Leur dernière carte ?
Laurence Rossignol, ministre des « droits des femmes, de la famille et 
de la jeunesse » (sic) compare les femmes qui portent un voile à ces « 
nègres américains qui étaient pour l’esclavage. », pour elle, c’est 
simple, celles qui choisissent de se voiler sont « des militantes de 
l’islam politique ». Pour Patrick Kanner, ministre de la ville, il y a 
en France : « une centaine de quartiers » qui présentent « des 
similitudes potentielles avec Molenbeek ». Ces déclarations sont d’abord 
présentées comme des bourdes de ministres mais très vite Valls en 
rajoute une couche dans un discours tout à fait officiel : « le voile 
(n’était) pas un objet de mode, (mais) un asservissement de la femme » 

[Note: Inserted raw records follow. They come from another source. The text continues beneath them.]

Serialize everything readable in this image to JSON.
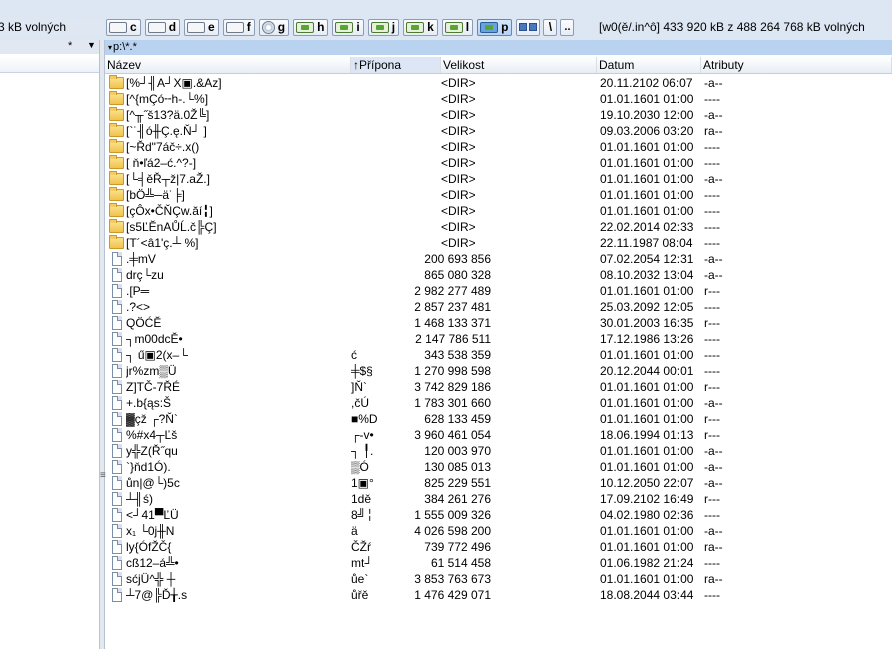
{
  "left_panel": {
    "free_space": "3 kB volných",
    "path_star": "*",
    "path_arrow": "▼"
  },
  "drives": [
    {
      "letter": "c",
      "icon": "hard-drive-icon",
      "active": false
    },
    {
      "letter": "d",
      "icon": "hard-drive-icon",
      "active": false
    },
    {
      "letter": "e",
      "icon": "hard-drive-icon",
      "active": false
    },
    {
      "letter": "f",
      "icon": "hard-drive-icon",
      "active": false
    },
    {
      "letter": "g",
      "icon": "cd-drive-icon",
      "active": false
    },
    {
      "letter": "h",
      "icon": "network-drive-icon",
      "active": false
    },
    {
      "letter": "i",
      "icon": "network-drive-icon",
      "active": false
    },
    {
      "letter": "j",
      "icon": "network-drive-icon",
      "active": false
    },
    {
      "letter": "k",
      "icon": "network-drive-icon",
      "active": false
    },
    {
      "letter": "l",
      "icon": "network-drive-icon",
      "active": false
    },
    {
      "letter": "p",
      "icon": "network-drive-icon",
      "active": true
    }
  ],
  "toolbar": {
    "root_label": "\\",
    "parent_label": ".."
  },
  "drive_info": "[w0(ě/.in^ô]  433 920 kB z 488 264 768 kB volných",
  "right_panel": {
    "path": "p:\\*.*",
    "path_arrow": "▾",
    "columns": {
      "name": "Název",
      "ext": "↑Přípona",
      "size": "Velikost",
      "date": "Datum",
      "attr": "Atributy"
    },
    "rows": [
      {
        "type": "dir",
        "name": "[%┘╢A┘X▣.&Az]",
        "ext": "",
        "size": "<DIR>",
        "date": "20.11.2102 06:07",
        "attr": "-a--"
      },
      {
        "type": "dir",
        "name": "[^{mÇó╌h-.└%]",
        "ext": "",
        "size": "<DIR>",
        "date": "01.01.1601 01:00",
        "attr": "----"
      },
      {
        "type": "dir",
        "name": "[^╥˝š13?ä.0Ž╚]",
        "ext": "",
        "size": "<DIR>",
        "date": "19.10.2030 12:00",
        "attr": "-a--"
      },
      {
        "type": "dir",
        "name": "[`˙╢ó╫Ç.ę.Ň┘ ]",
        "ext": "",
        "size": "<DIR>",
        "date": "09.03.2006 03:20",
        "attr": "ra--"
      },
      {
        "type": "dir",
        "name": "[~Řd\"7áč÷.x()",
        "ext": "",
        "size": "<DIR>",
        "date": "01.01.1601 01:00",
        "attr": "----"
      },
      {
        "type": "dir",
        "name": "[ ň•ľá2–ć.^?-]",
        "ext": "",
        "size": "<DIR>",
        "date": "01.01.1601 01:00",
        "attr": "----"
      },
      {
        "type": "dir",
        "name": "[└╡ěŘ┬ž|7.aŽ.]",
        "ext": "",
        "size": "<DIR>",
        "date": "01.01.1601 01:00",
        "attr": "-a--"
      },
      {
        "type": "dir",
        "name": "[bÖ╩─ä˙╞]",
        "ext": "",
        "size": "<DIR>",
        "date": "01.01.1601 01:00",
        "attr": "----"
      },
      {
        "type": "dir",
        "name": "[çÔx•ČŇÇw.ăí╏]",
        "ext": "",
        "size": "<DIR>",
        "date": "01.01.1601 01:00",
        "attr": "----"
      },
      {
        "type": "dir",
        "name": "[s5ĽĔnAŮĹ.č╠Ç]",
        "ext": "",
        "size": "<DIR>",
        "date": "22.02.2014 02:33",
        "attr": "----"
      },
      {
        "type": "dir",
        "name": "[T´<â1'ç.┴ %]",
        "ext": "",
        "size": "<DIR>",
        "date": "22.11.1987 08:04",
        "attr": "----"
      },
      {
        "type": "file",
        "name": ".╪mV",
        "ext": "",
        "size": "200 693 856",
        "date": "07.02.2054 12:31",
        "attr": "-a--"
      },
      {
        "type": "file",
        "name": "drç└zu",
        "ext": "",
        "size": "865 080 328",
        "date": "08.10.2032 13:04",
        "attr": "-a--"
      },
      {
        "type": "file",
        "name": ".[P═",
        "ext": "",
        "size": "2 982 277 489",
        "date": "01.01.1601 01:00",
        "attr": "r---"
      },
      {
        "type": "file",
        "name": ".?<>",
        "ext": "",
        "size": "2 857 237 481",
        "date": "25.03.2092 12:05",
        "attr": "----"
      },
      {
        "type": "file",
        "name": "QÖĆĔ",
        "ext": "",
        "size": "1 468 133 371",
        "date": "30.01.2003 16:35",
        "attr": "r---"
      },
      {
        "type": "file",
        "name": "┐m00dcĚ•",
        "ext": "",
        "size": "2 147 786 511",
        "date": "17.12.1986 13:26",
        "attr": "----"
      },
      {
        "type": "file",
        "name": "┐ ű▣2(x–└",
        "ext": "ć",
        "size": "343 538 359",
        "date": "01.01.1601 01:00",
        "attr": "----"
      },
      {
        "type": "file",
        "name": "jr%zm▒Ü",
        "ext": "╪$§",
        "size": "1 270 998 598",
        "date": "20.12.2044 00:01",
        "attr": "----"
      },
      {
        "type": "file",
        "name": "Z]TČ-7ŘÉ",
        "ext": "]Ň`",
        "size": "3 742 829 186",
        "date": "01.01.1601 01:00",
        "attr": "r---"
      },
      {
        "type": "file",
        "name": "+.b{ąs:Š",
        "ext": ",čÚ",
        "size": "1 783 301 660",
        "date": "01.01.1601 01:00",
        "attr": "-a--"
      },
      {
        "type": "file",
        "name": "▓çž ┌?Ň`",
        "ext": "■%D",
        "size": "628 133 459",
        "date": "01.01.1601 01:00",
        "attr": "r---"
      },
      {
        "type": "file",
        "name": "%#x4┬Ľš",
        "ext": "┌-v•",
        "size": "3 960 461 054",
        "date": "18.06.1994 01:13",
        "attr": "r---"
      },
      {
        "type": "file",
        "name": "y╬Z(Ř˝qu",
        "ext": "┐ ╿.",
        "size": "120 003 970",
        "date": "01.01.1601 01:00",
        "attr": "-a--"
      },
      {
        "type": "file",
        "name": "`}ňd1Ó).",
        "ext": "▒Ó",
        "size": "130 085 013",
        "date": "01.01.1601 01:00",
        "attr": "-a--"
      },
      {
        "type": "file",
        "name": "ůn|@└)5c",
        "ext": "1▣°",
        "size": "825 229 551",
        "date": "10.12.2050 22:07",
        "attr": "-a--"
      },
      {
        "type": "file",
        "name": "┴╢ś)",
        "ext": "1dě",
        "size": "384 261 276",
        "date": "17.09.2102 16:49",
        "attr": "r---"
      },
      {
        "type": "file",
        "name": "<┘41▀ĽÜ",
        "ext": "8╝╎",
        "size": "1 555 009 326",
        "date": "04.02.1980 02:36",
        "attr": "----"
      },
      {
        "type": "file",
        "name": "x₁ └0j╫N",
        "ext": "ä",
        "size": "4 026 598 200",
        "date": "01.01.1601 01:00",
        "attr": "-a--"
      },
      {
        "type": "file",
        "name": "ly{ÓfŽČ{",
        "ext": "ČŽŕ",
        "size": "739 772 496",
        "date": "01.01.1601 01:00",
        "attr": "ra--"
      },
      {
        "type": "file",
        "name": "cß12–á╩•",
        "ext": "mt┘",
        "size": "61 514 458",
        "date": "01.06.1982 21:24",
        "attr": "----"
      },
      {
        "type": "file",
        "name": "sćjÜ^╬ ┼",
        "ext": "ůe`",
        "size": "3 853 763 673",
        "date": "01.01.1601 01:00",
        "attr": "ra--"
      },
      {
        "type": "file",
        "name": "┴7@╠Ď╁.s",
        "ext": "ůřě",
        "size": "1 476 429 071",
        "date": "18.08.2044 03:44",
        "attr": "----"
      }
    ]
  }
}
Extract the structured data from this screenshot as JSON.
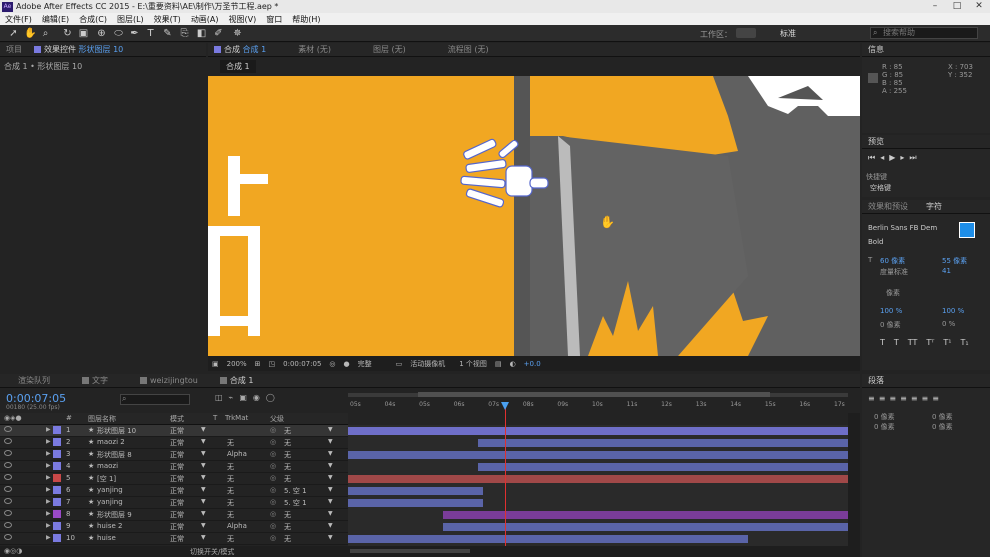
{
  "app_title": "Adobe After Effects CC 2015 - E:\\重要资料\\AE\\制作\\万圣节工程.aep *",
  "menu": [
    "文件(F)",
    "编辑(E)",
    "合成(C)",
    "图层(L)",
    "效果(T)",
    "动画(A)",
    "视图(V)",
    "窗口",
    "帮助(H)"
  ],
  "toolbar": {
    "workspace_label": "工作区：",
    "workspace_value": "标准",
    "search_placeholder": "搜索帮助"
  },
  "project_panel": {
    "tab": "项目",
    "effects_tab": "效果控件",
    "effects_layer": "形状图层 10",
    "breadcrumb": "合成 1 • 形状图层 10"
  },
  "viewer": {
    "tabs": [
      "合成",
      "合成 1",
      "素材 (无)",
      "图层 (无)",
      "流程图 (无)"
    ],
    "sub_tab": "合成 1",
    "zoom": "200%",
    "timecode": "0:00:07:05",
    "quality": "完整",
    "camera": "活动摄像机",
    "views": "1 个视图",
    "exposure": "+0.0"
  },
  "info_panel": {
    "title": "信息",
    "r": "R : 85",
    "g": "G : 85",
    "b": "B : 85",
    "a": "A : 255",
    "x": "X : 703",
    "y": "Y : 352"
  },
  "preview_panel": {
    "title": "预览",
    "shortcut_label": "快捷键",
    "shortcut_value": "空格键"
  },
  "effects_panel": {
    "tab1": "效果和预设",
    "tab2": "字符",
    "font": "Berlin Sans FB Dem",
    "style": "Bold",
    "size": "60 像素",
    "leading": "55 像素",
    "tracking_label": "度量标准",
    "tracking": "41",
    "stroke_label": "像素",
    "unit1": "像素",
    "scale_v": "100 %",
    "scale_h": "100 %",
    "baseline": "0 像素",
    "tsume": "0 %",
    "text_btns": [
      "T",
      "T",
      "TT",
      "Tᵀ",
      "T¹",
      "T₁"
    ]
  },
  "paragraph_panel": {
    "title": "段落",
    "indent": "0 像素"
  },
  "timeline": {
    "tabs": [
      "渲染队列",
      "文字",
      "weizijingtou",
      "合成 1"
    ],
    "timecode": "0:00:07:05",
    "fps": "00180 (25.00 fps)",
    "col_name": "图层名称",
    "col_mode": "模式",
    "col_t": "T",
    "col_trkmat": "TrkMat",
    "col_parent": "父级",
    "ticks": [
      "05s",
      "04s",
      "05s",
      "06s",
      "07s",
      "08s",
      "09s",
      "10s",
      "11s",
      "12s",
      "13s",
      "14s",
      "15s",
      "16s",
      "17s"
    ],
    "footer": "切换开关/模式",
    "layers": [
      {
        "num": "1",
        "name": "形状图层 10",
        "mode": "正常",
        "trkmat": "",
        "parent": "无",
        "color": "#7a7ae0",
        "bar_start": 0.0,
        "bar_end": 1.0,
        "bar_color": "#6e6ec8"
      },
      {
        "num": "2",
        "name": "maozi 2",
        "mode": "正常",
        "trkmat": "无",
        "parent": "无",
        "color": "#7a7ae0",
        "bar_start": 0.26,
        "bar_end": 1.0,
        "bar_color": "#5a64a8"
      },
      {
        "num": "3",
        "name": "形状图层 8",
        "mode": "正常",
        "trkmat": "Alpha",
        "parent": "无",
        "color": "#7a7ae0",
        "bar_start": 0.0,
        "bar_end": 1.0,
        "bar_color": "#5a64a8"
      },
      {
        "num": "4",
        "name": "maozi",
        "mode": "正常",
        "trkmat": "无",
        "parent": "无",
        "color": "#7a7ae0",
        "bar_start": 0.26,
        "bar_end": 1.0,
        "bar_color": "#5a64a8"
      },
      {
        "num": "5",
        "name": "[空 1]",
        "mode": "正常",
        "trkmat": "无",
        "parent": "无",
        "color": "#c84848",
        "bar_start": 0.0,
        "bar_end": 1.0,
        "bar_color": "#a04848"
      },
      {
        "num": "6",
        "name": "yanjing",
        "mode": "正常",
        "trkmat": "无",
        "parent": "5. 空 1",
        "color": "#7a7ae0",
        "bar_start": 0.0,
        "bar_end": 0.27,
        "bar_color": "#5a64a8"
      },
      {
        "num": "7",
        "name": "yanjing",
        "mode": "正常",
        "trkmat": "无",
        "parent": "5. 空 1",
        "color": "#7a7ae0",
        "bar_start": 0.0,
        "bar_end": 0.27,
        "bar_color": "#5a64a8"
      },
      {
        "num": "8",
        "name": "形状图层 9",
        "mode": "正常",
        "trkmat": "无",
        "parent": "无",
        "color": "#9a4ac8",
        "bar_start": 0.19,
        "bar_end": 1.0,
        "bar_color": "#7a3c98"
      },
      {
        "num": "9",
        "name": "huise 2",
        "mode": "正常",
        "trkmat": "Alpha",
        "parent": "无",
        "color": "#7a7ae0",
        "bar_start": 0.19,
        "bar_end": 1.0,
        "bar_color": "#5a64a8"
      },
      {
        "num": "10",
        "name": "huise",
        "mode": "正常",
        "trkmat": "无",
        "parent": "无",
        "color": "#7a7ae0",
        "bar_start": 0.0,
        "bar_end": 0.8,
        "bar_color": "#5a64a8"
      }
    ]
  },
  "colors": {
    "viewer_bg": "#f1a722",
    "accent": "#5aa0f0",
    "playhead": "#e03030"
  }
}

pour ensuite stigmatiser insidieusement les millions de supposés 
musulmans vivant en France comme étant soumis aux salafistes : « Il y a 
une forme de minorité agissante, des groupes (salafistes) qui sont en 
train de gagner la bataille idéologique et culturelle. ». Pour le 
pouvoir la boucle est bouclée, l’ennemi est dans le collimateur : 
musulmans, habitants des cités populaires… tous des terroristes potentiels.
Nous sommes loin du baratin électoral de Hollande : « mon ennemi, c’est 
la finance ». Les possédants ont une ligne : ils veulent remplacer 
l’opposition entre les pauvres et les riches par le racisme contre les 
non-blancs, par l’islamophobie, par la négrophobie… C’est une politique, 
la dernière carte des capitalistes avant l’écroulement de la démocratie 
parlementaire et l’avènement d’une dictature policière ouverte.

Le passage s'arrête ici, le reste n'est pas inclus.